Some people have the love wall, which is pretty and is red with pink heart wallpaper. No, this is the wall that gets built after their previous love went wrong. Thus, it's usually huge; a compound of brick and cement, backed by unbreakable steel, followed by several feet of reinforcements built thousands of feet high. This is an equally frustrating wall, because what about the new loves? Is it the job of the new love to take up construction and tear down the wall to make room for an open new living room with enough space for a love seat? Or is it the job of the lover who hides behind those walls to demolish that wall and open themselves up to what's behind it? Whoever's job it is, I paid a shit ton of money for this love seat from Pottery Barn so somebody better be sitting on it.

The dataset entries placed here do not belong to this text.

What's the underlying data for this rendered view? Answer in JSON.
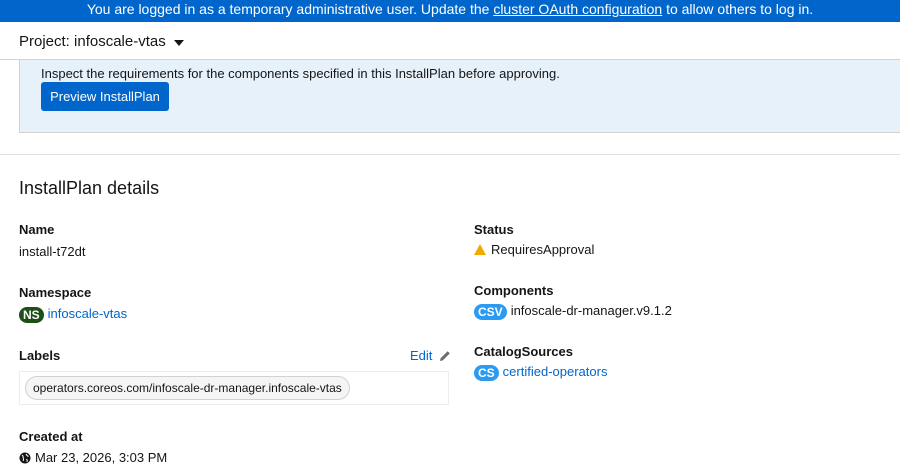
{
  "banner": {
    "prefix": "You are logged in as a temporary administrative user. Update the ",
    "link": "cluster OAuth configuration",
    "suffix": " to allow others to log in."
  },
  "project": {
    "label": "Project: infoscale-vtas"
  },
  "alert": {
    "text": "Inspect the requirements for the components specified in this InstallPlan before approving.",
    "button_label": "Preview InstallPlan"
  },
  "details": {
    "title": "InstallPlan details",
    "name": {
      "label": "Name",
      "value": "install-t72dt"
    },
    "namespace": {
      "label": "Namespace",
      "badge": "NS",
      "value": "infoscale-vtas"
    },
    "labels": {
      "label": "Labels",
      "edit": "Edit",
      "items": [
        "operators.coreos.com/infoscale-dr-manager.infoscale-vtas"
      ]
    },
    "created": {
      "label": "Created at",
      "value": "Mar 23, 2026, 3:03 PM"
    },
    "status": {
      "label": "Status",
      "value": "RequiresApproval"
    },
    "components": {
      "label": "Components",
      "badge": "CSV",
      "value": "infoscale-dr-manager.v9.1.2"
    },
    "catalog_sources": {
      "label": "CatalogSources",
      "badge": "CS",
      "value": "certified-operators"
    }
  },
  "colors": {
    "accent": "#0066cc",
    "warning": "#f0ab00",
    "namespace_badge": "#1e4f18",
    "resource_badge": "#2b9af3"
  }
}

Lots of people have perfectly "legit reasons" for having these walls up and most of those reasons have to do with protecting themselves from pain. Maybe I'm just reckless, but I have not yet felt a pain that I haven't recovered from. That sort of liberation is undoubtedly part of what helps me try to live my life without walls. When you have little to fear, there's little reason to make decisions based out of fear. I believe that building your walls is a decision made out of fear - you're scared to get hurt, you're scared to let someone in and see who you really are, you're scared of the endless possibilities.

What's interesting is that the ones with walls don't realize that their walls have windows - huge bay windows that expose an island paradise, or chiseled cracks, if they're of the imperfect type. These windows, these cracks let others peer inside to see what's behind. This is how they are able to make and keep friends, because no true blue friendship can be sustained without some level of intimacy. The people who are still around, or want to see more, after they've already seen through what you've built up - those are the ones worth keeping.

I don't want to preach. I want folks to think about the real benefits of these walls. What has your wall done for you lately? Ooo-ooo-ooo-yeah! You can plant seeds in a garden and enclose that garden with a greenhouse. Kind of counterproductive if you ask me, cause there is a limit to life's growth in that greenhouse. The walls you build will limit you, at some point, in some way or another. That's a wall's job. Its main function. Its modus operandi.

Is it really worth the effort you're putting forth to protect yourself, to hide yourself, to separate yourself, to divide yourself? Once you build four of those walls, you've locked yourself in and you might as well pad that shit cause you're just going to drive yourself crazy.

Protect yourself from pain in effective ways - trust your instincts, they're in place to help you survive; trust what you know; don't go around doing stupid things; take an ibuprofen. Think about it. Build a door or jump out of a window. You never know how testicular cancer-free you can be, or what strip club you can work at, or how hard you can fall in such sweet, complex, adventurous, deep, rewarding love.

1 comment:

  1. First I just want to say that I'm obsessed with the fact that you used "modus operandi" in your blog. Excellent. Second, I agree. Although walls may seem to have advantages, they really just box you in and cut you off, and who wants that?